Gardens of the Moon
“Of course,” Lorn said, her tone devoid of feeling. “No witnesses?”
“None.”
A man was riding towards them on the road below, leaning close to his horse's ear as he talked the frightened animal through the carnage.
Birds rose in shrieking complaint in front of him, settling again once he had passed.
“Who is that?” the Adjunct asked.
The captain grunted. “Lieutenant Ganoes Paran. He's new to my command. From Unta.”
Lorn's eyes narrowed on the young man. He'd reached the edge of the depression, stopping to relay orders to the work crews. He leaned back in his saddle then and glanced in their direction. “Paran. From House Paran?”
“Aye, gold in his veins and all that.”
“Call him up here.”
The captain gestured and the lieutenant kicked his mount's flanks.
Moments later he reined in beside the captain and saluted.
The man and his horse were covered from head to toe in blood and bits of flesh. Flies and wasps buzzed hungrily around them. Lorn saw in Lieutenant Paran's face none of the youth that rightly belonged there.
For all that, it was an easy face to rest eyes upon.
“You checked the other side, Lieutenant?” the captain asked.

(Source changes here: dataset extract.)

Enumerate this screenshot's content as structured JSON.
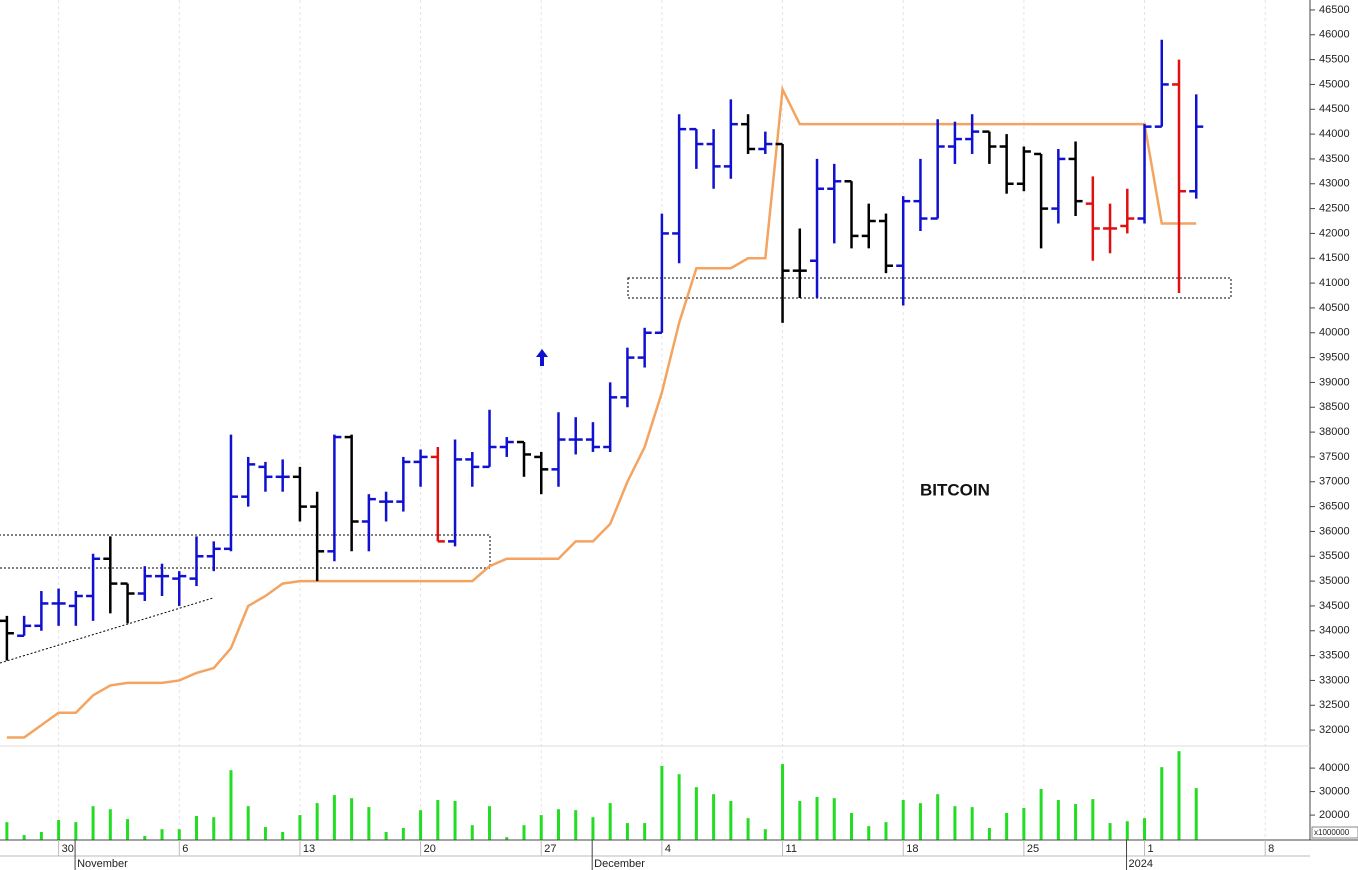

Paran nodded. “Yes, sir. There's a small fishing settlement down from the promontory. A dozen or so huts. Bodies in all but two. Most of the barques look to be in, though there's one empty mooring pole.”
Lorn cut in. “Lieutenant, describe the empty huts.”
He batted at a threatening wasp before answering. “One was at the top of the strand, just off the trail from the road. We think it belonged to an old woman we found dead on the road, about half a league south of here.”
“Why?”
“Adjunct, the hut's contents were that of an old woman. Also, she seemed in the habit of burning candles. Tallow candles, in fact. The old woman on the road had a sack full of turnips and a handful of tallow candles. Tallow's expensive here, Adjunct.”
Lorn asked, “How many times have you ridden through this battlefield, Lieutenant?”
“Enough to be getting used to it, Adjunct.” He grimaced.
“And the second empty hut?”
“A man and a girl, we think. The hut's close to the tidemark, opposite the empty mooring pole.”
“No sign of them?”
“None, Adjunct. Of course, we're still finding bodies, along the road, out in the fields.”
“But not on the beach.”
No.
The Adjunct frowned, aware that both men were watching her.
“Captain, what kind of weapons killed your soldiers?”
The captain hesitated, then turned a glare on the lieutenant. “You've been crawling around down there, Paran, let's hear your opinion.”
Paran's answering smile was tight. “Yes, sir. Natural weapons.”
The captain felt a sinking feeling in his stomach. He'd hoped he'd been wrong.
“What do you mean,” Lorn asked, “natural weapons?”
“Teeth, mostly. Very big, very sharp ones.”
The captain cleared his throat, then said, “There haven't been wolves in Itko Kan for a hundred years. In any case, no carcasses around-”
“If it was wolves,” Paran said, turning to eye the basin, “they were as big as mules. No tracks, Adjunct. Not even a tuft of hair.”
“Not wolves, then,” Lorn said.
Paran shrugged.
The Adjunct drew a deep breath, held it, then let it out in a slow sigh.
“I want to see this fishing village.”
The captain made ready to don his helmet, but the Adjunct shook her head. “Lieutenant Paran will suffice, Captain. I suggest you take personal command of your guard in the meantime. The dead must be removed as quickly as possible. All evidence of the massacre is to be erased.”
“Understood, Adjunct,” the captain said, hoping he'd kept the relief out of his voice.
Lorn turned to the young noble. “Well, Lieutenant?”
He nodded and clucked his horse into motion.
It was when the birds scattered from their path that the Adjunct found herself envying the captain. Before her the roused carrion-eaters exposed a carpet of armour, broken bones and meat. The air was hot, turgid and cloying. She saw soldiers, still helmed, their heads crushed by what must have been huge, terribly powerful jaws. She saw torn mail, crumpled shields, and limbs that had been ripped from bodies. Lorn managed only a few moments of careful examination of the scene around them before she fixed her gaze on the promontory ahead, unable to encompass the magnitude of the slaughter. Her stallion, bred of the finest lines of Seven Cities stock, a warhorse trained in the blood for generations, had lost its proud, unyielding strut, and now picked its way carefully along the road.